Torrico: Tax Porn to Fund CA Budget
FREMONT, CA — Blaming California’s budget crisis on Republican shenanigans, a ranking California assemblyman said Thursday he wants to add an additional tax to “the goods and products associated with the adult entertainment industry.”During his annual State of the Assembly District speech, Assembly Majority Leader Alberto Torrico [D-Newark] said he plans within the next few weeks to introduce legislation that will add an excise tax to the consumption of pornography. Monies raised would be used to fund surveillance of sex crime and domestic violence parolees.
If passed, the bill would make California the 12th state to require monitoring of domestic violence offenders, according to Torrico spokesman Jeff Barbosa, who said specifics about the draft legislation are not yet available. Torrico also would like the monitoring provisions to expand measures voters approved in 2006 as part of Proposition 83, which requires sex-crime parolees to wear GPS monitoring devices for the rest of their lives. Under Torrico’s proposal, the lifetime monitoring would be applied to sex offenders who were convicted before Prop 83’s passage, as well as to domestic violence offenders.
This is not the first time Torrico has asked for a tax increase within the state. In the past he sought more revenue from taxes on oil companies and millionaires. Torrico indicated provisions to increase state funds from those sources also may be included in the draft legislation: He said he wants to increase taxes on the rich and reassess property valuations on commercial lots. He sees all three measures as necessary in order to staunch the flow of budgetary red ink from the state capitol.
“In a word, California is in a financial meltdown,” he said during the speech.
California is on a collision course with bankruptcy. The state’s debt is expected to exceed $40 billion within the next 18 months.

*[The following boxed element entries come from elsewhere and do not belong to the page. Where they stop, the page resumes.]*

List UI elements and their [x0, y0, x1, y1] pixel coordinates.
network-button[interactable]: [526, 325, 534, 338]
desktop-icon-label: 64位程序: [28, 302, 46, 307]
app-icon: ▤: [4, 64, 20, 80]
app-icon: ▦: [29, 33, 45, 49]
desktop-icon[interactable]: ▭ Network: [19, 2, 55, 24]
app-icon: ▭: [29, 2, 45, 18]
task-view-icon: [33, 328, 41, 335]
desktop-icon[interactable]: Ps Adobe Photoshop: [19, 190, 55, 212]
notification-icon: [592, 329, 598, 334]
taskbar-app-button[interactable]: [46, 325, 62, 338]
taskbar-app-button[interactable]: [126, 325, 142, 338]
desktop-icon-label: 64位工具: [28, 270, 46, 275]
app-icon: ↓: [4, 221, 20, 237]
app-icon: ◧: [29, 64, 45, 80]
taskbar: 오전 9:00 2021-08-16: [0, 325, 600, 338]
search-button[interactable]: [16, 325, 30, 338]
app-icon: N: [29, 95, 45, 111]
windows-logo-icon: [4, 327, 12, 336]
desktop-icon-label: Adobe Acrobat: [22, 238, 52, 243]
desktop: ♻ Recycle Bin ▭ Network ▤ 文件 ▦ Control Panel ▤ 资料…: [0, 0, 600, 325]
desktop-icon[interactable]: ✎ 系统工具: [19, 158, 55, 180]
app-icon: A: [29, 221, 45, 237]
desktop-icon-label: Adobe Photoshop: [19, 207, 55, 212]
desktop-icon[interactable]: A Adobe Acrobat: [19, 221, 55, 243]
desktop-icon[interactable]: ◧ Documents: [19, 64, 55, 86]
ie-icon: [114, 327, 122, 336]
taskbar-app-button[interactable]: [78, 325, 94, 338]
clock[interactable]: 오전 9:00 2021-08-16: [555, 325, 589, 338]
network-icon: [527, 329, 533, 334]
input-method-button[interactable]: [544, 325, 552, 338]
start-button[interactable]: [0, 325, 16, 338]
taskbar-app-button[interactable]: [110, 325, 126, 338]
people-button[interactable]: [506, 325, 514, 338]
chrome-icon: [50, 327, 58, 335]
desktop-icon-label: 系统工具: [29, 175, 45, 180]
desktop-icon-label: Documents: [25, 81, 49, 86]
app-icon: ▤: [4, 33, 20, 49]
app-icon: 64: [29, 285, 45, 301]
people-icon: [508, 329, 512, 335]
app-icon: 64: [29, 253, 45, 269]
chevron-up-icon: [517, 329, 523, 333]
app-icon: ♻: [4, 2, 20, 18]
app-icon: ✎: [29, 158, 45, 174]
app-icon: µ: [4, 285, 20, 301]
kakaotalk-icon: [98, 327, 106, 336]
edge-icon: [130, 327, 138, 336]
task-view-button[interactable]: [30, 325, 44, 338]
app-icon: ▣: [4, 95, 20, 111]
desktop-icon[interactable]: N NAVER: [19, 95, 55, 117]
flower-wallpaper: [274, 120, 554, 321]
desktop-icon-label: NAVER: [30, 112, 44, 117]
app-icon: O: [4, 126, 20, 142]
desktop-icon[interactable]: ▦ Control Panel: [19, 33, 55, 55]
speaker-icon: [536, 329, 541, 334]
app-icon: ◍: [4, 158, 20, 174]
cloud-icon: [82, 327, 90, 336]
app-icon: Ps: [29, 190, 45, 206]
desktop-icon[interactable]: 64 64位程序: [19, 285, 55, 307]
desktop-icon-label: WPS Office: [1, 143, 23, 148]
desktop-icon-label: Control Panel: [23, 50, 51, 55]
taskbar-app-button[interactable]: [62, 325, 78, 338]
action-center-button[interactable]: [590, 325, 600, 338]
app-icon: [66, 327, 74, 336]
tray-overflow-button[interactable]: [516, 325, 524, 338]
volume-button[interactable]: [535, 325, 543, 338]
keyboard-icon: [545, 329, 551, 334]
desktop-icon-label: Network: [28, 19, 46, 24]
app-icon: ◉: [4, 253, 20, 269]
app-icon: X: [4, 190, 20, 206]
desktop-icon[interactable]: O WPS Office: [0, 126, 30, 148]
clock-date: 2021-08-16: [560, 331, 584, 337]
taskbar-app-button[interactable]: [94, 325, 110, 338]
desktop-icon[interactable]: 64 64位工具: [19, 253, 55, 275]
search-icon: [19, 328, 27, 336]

As the budget stands now, state coffers dedicated to infrastructure projects will be empty by December 20th, and all of the state’s accounts will have zero balances by March.
Torrico blamed the financial crisis on Republicans in the state assembly, saying previous Democratic budget proposals have stalled because although Democrats talk tough about financial matters and have majorities in both state legislative chambers, they continually back down on tax-hike proposals in order to reach compromises about other issues.
“I think we don’t win because they delay, and shutting down the government is what Republicans want,” Torrico told The Argus, a Bay Area newspaper, after the speech.
He also said he favors keeping the state legislature in session during its traditional holiday break in order to address the financial crisis.
“My hope is that being locked in the chamber during Christmas will help both of us move past our partisan ways,” he said.